The settlement was founded as a kibbutz in 1980 by members of the Hashomer Hatzair movement, amid internal debates about settlement in the region. In December 2007, it was transformed into a moshav due to financial difficulties and the inability to attract new residents; at its peak as a kibbutz, it had only about 30 members. This transformation made Natur one of only three kibbutzim in Israel's history to convert into a cooperative moshav, alongside Masu'ot Yitzhak and Bnei Darom in the Lachish region during the 1950s and 1960s. Today, Natur is home to both religious and secular families, with a population of 1000 as of 2024.

== History ==
The establishment of the settlement began in the summer of 1977 with the formation of a settlement core by Hashomer Hatzair youth movement. By late 1978, land preparation work was completed and construction began. The kibbutz was officially founded on February 8, 1980.

The settlement's establishment was accompanied by controversy between the Kibbutz Artzi movement and the Hashomer Hatzair, which opposed settlements beyond the Green Line, while Kibbutz Artzi passed a resolution supporting border adjustments in the Golan Heights and settlement in the western part of the plateau. Ultimately, a compromise was reached whereby Nahal soldiers who were Hashomer Hatzair members would establish the settlement.

In 1985, the kibbutz, along with other Golan Heights and Jordan Valley settlements, received emergency government assistance following Israel's inflationary crisis and accumulated debts. In 1991, following the Madrid Conference and the opening of peace talks between Israel and Syria, kibbutz residents declared they would refuse to leave the settlement as part of any peace agreement.

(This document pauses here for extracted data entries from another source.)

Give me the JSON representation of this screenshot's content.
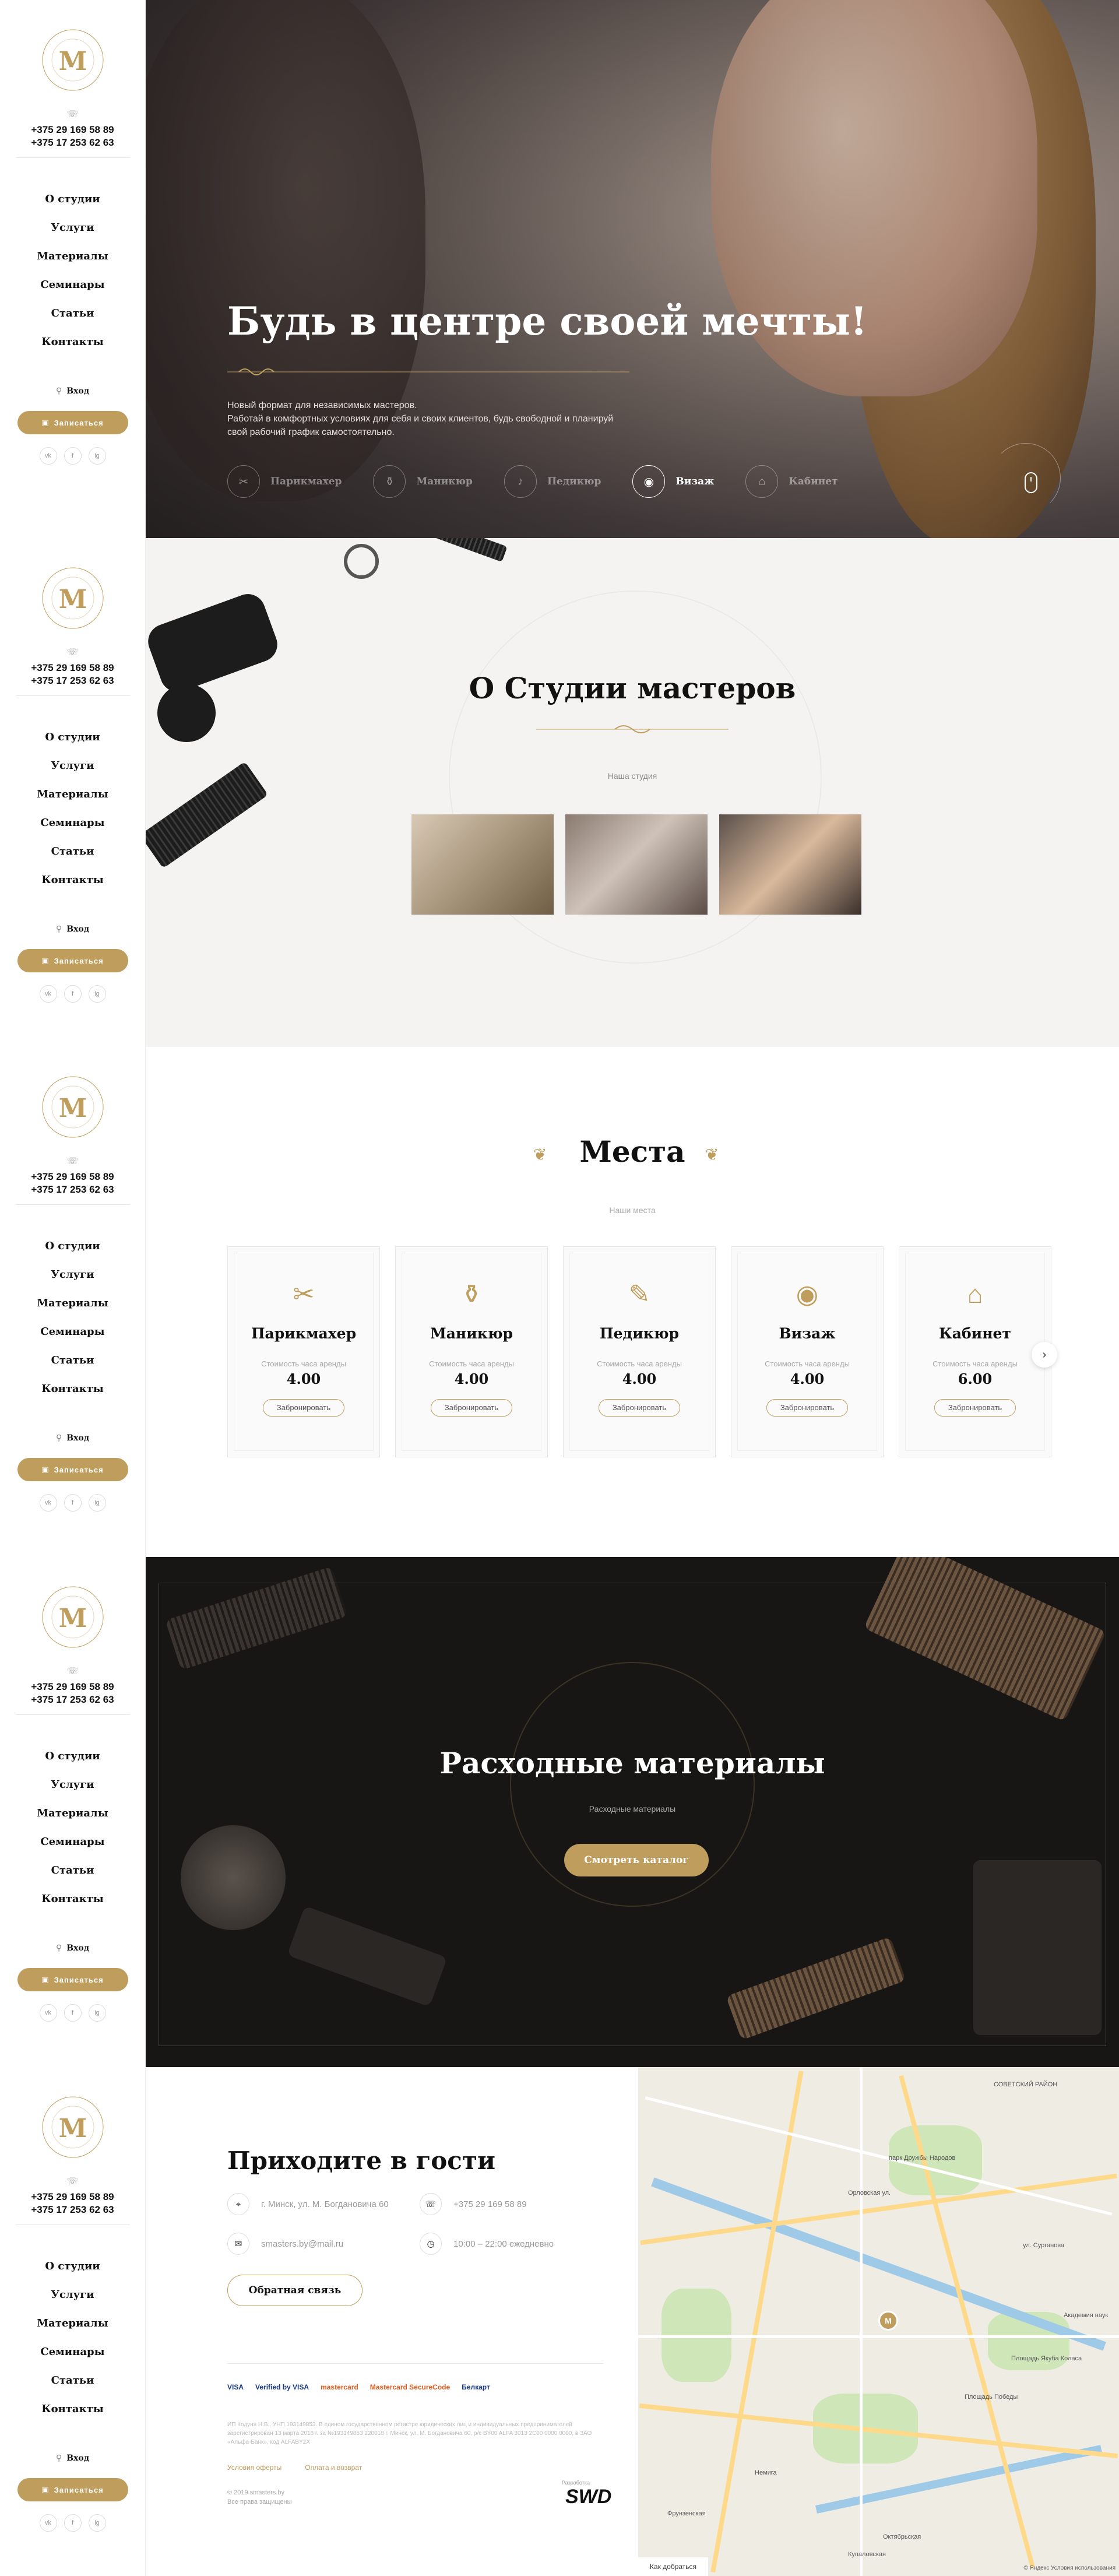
{
  "sidebar": {
    "phones": [
      "+375 29 169 58 89",
      "+375 17 253 62 63"
    ],
    "nav": [
      "О студии",
      "Услуги",
      "Материалы",
      "Семинары",
      "Статьи",
      "Контакты"
    ],
    "login": "Вход",
    "book": "Записаться",
    "socials": [
      "vk",
      "f",
      "ig"
    ]
  },
  "hero": {
    "title": "Будь в центре своей мечты!",
    "subtitle_1": "Новый формат для независимых мастеров.",
    "subtitle_2": "Работай в комфортных условиях для себя и своих клиентов, будь свободной и планируй свой рабочий график самостоятельно.",
    "categories": [
      {
        "label": "Парикмахер",
        "icon": "scissors-icon",
        "active": false
      },
      {
        "label": "Маникюр",
        "icon": "nail-polish-icon",
        "active": false
      },
      {
        "label": "Педикюр",
        "icon": "foot-icon",
        "active": false
      },
      {
        "label": "Визаж",
        "icon": "makeup-icon",
        "active": true
      },
      {
        "label": "Кабинет",
        "icon": "couch-icon",
        "active": false
      }
    ]
  },
  "about": {
    "title": "О Студии мастеров",
    "kicker": "Наша студия"
  },
  "places": {
    "title": "Места",
    "kicker": "Наши места",
    "price_label": "Стоимость часа аренды",
    "book_label": "Забронировать",
    "cards": [
      {
        "name": "Парикмахер",
        "price": "4.00",
        "icon": "scissors-icon"
      },
      {
        "name": "Маникюр",
        "price": "4.00",
        "icon": "nail-polish-icon"
      },
      {
        "name": "Педикюр",
        "price": "4.00",
        "icon": "pedicure-icon"
      },
      {
        "name": "Визаж",
        "price": "4.00",
        "icon": "makeup-icon"
      },
      {
        "name": "Кабинет",
        "price": "6.00",
        "icon": "couch-icon"
      }
    ]
  },
  "supplies": {
    "title": "Расходные материалы",
    "kicker": "Расходные материалы",
    "button": "Смотреть каталог"
  },
  "contacts": {
    "title": "Приходите в гости",
    "address": "г. Минск, ул. М. Богдановича 60",
    "phone": "+375 29 169 58 89",
    "email": "smasters.by@mail.ru",
    "hours": "10:00 – 22:00 ежедневно",
    "feedback": "Обратная связь",
    "payments": [
      "VISA",
      "Verified by VISA",
      "mastercard",
      "Mastercard SecureCode",
      "Белкарт"
    ],
    "legal": "ИП Кодуня Н.В., УНП 193149853. В едином государственном регистре юридических лиц и индивидуальных предпринимателей зарегистрирован 13 марта 2018 г. за №193149853 220018 г. Минск, ул. М. Богдановича 60, р/с BY00 ALFA 3013 2C00 0000 0000, в ЗАО «Альфа-Банк», код ALFABY2X",
    "links": [
      "Условия оферты",
      "Оплата и возврат"
    ],
    "copyright_1": "© 2019 smasters.by",
    "copyright_2": "Все права защищены",
    "dev_label": "Разработка",
    "dev": "SWD"
  },
  "map": {
    "district": "СОВЕТСКИЙ РАЙОН",
    "labels": [
      "Орловская ул.",
      "парк Дружбы Народов",
      "ул. Сурганова",
      "Площадь Победы",
      "Академия наук",
      "Площадь Якуба Коласа",
      "Октябрьская",
      "Купаловская",
      "Фрунзенская",
      "Немига"
    ],
    "route": "Как добраться",
    "provider": "© Яндекс  Условия использования"
  }
}
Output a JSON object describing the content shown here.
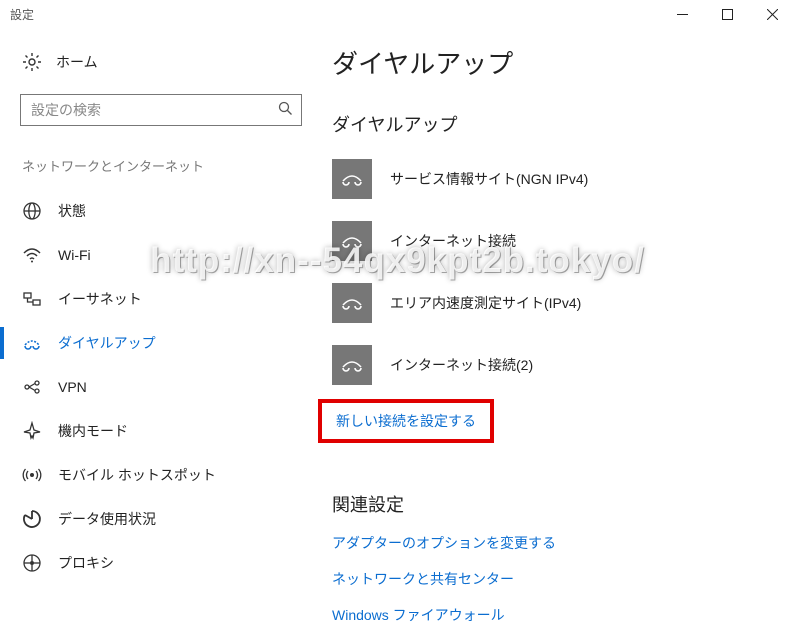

In December 2007, the kibbutz transformed into a mixed secular-religious moshav. The change was attributed to difficulties in establishing itself financially and in attracting new residents; at its peak, the kibbutz had only about 30 members. Since the founding of the kibbutz movement in 1909, only two other kibbutzim—Masu'ot Yitzhak and Bnei Darom in the Lachish region—had undergone a similar transformation, becoming cooperative moshavim during the 1950s and 1960s. This change occurred despite opposition from the "Shared Headquarters", an organization attempting to preserve collective kibbutzim against the trend of privatization.

==Attractions==
Natur is built on the ruins of an ancient Jewish village. Excavations near the moshav uncovered a synagogue dating to the Mishnah period, considered one of the most impressive synagogues found in the region. The community hosts art and craft studios, including Natur Farm, established in 2014, which serves as a cultural center and medicinal herb nursery offering workshops, accommodations, and views of the Golan Heights and Lake Kinneret. Nearby is the archaeological site of Umm el-Kanatir, home to a reconstructed ancient synagogue, as well as the tomb of Sheikh Marzuk.

==Geography==
Natur is located in the southern Golan Heights, near one of the region’s largest streams, Nahal Samakh. It lies close to Moshavs Ramat Magshimim and Geshur, and is just 10 kilometers from Lake Kinneret. The community of Natur consists of religious and non-religious families, with approximately 1,000 people living there.

==Transportation==
The Golan Regional Council operates twenty buses per day from Natur to the Israeli city of Tiberias. The bus line also stops at Ramat Magshimim, Haspin, Nov, Avnei Eitan, Eliad, Afik, Neot Golan, and Bnei Yehuda. The bus ride to Tiberias takes approximately 54 minutes.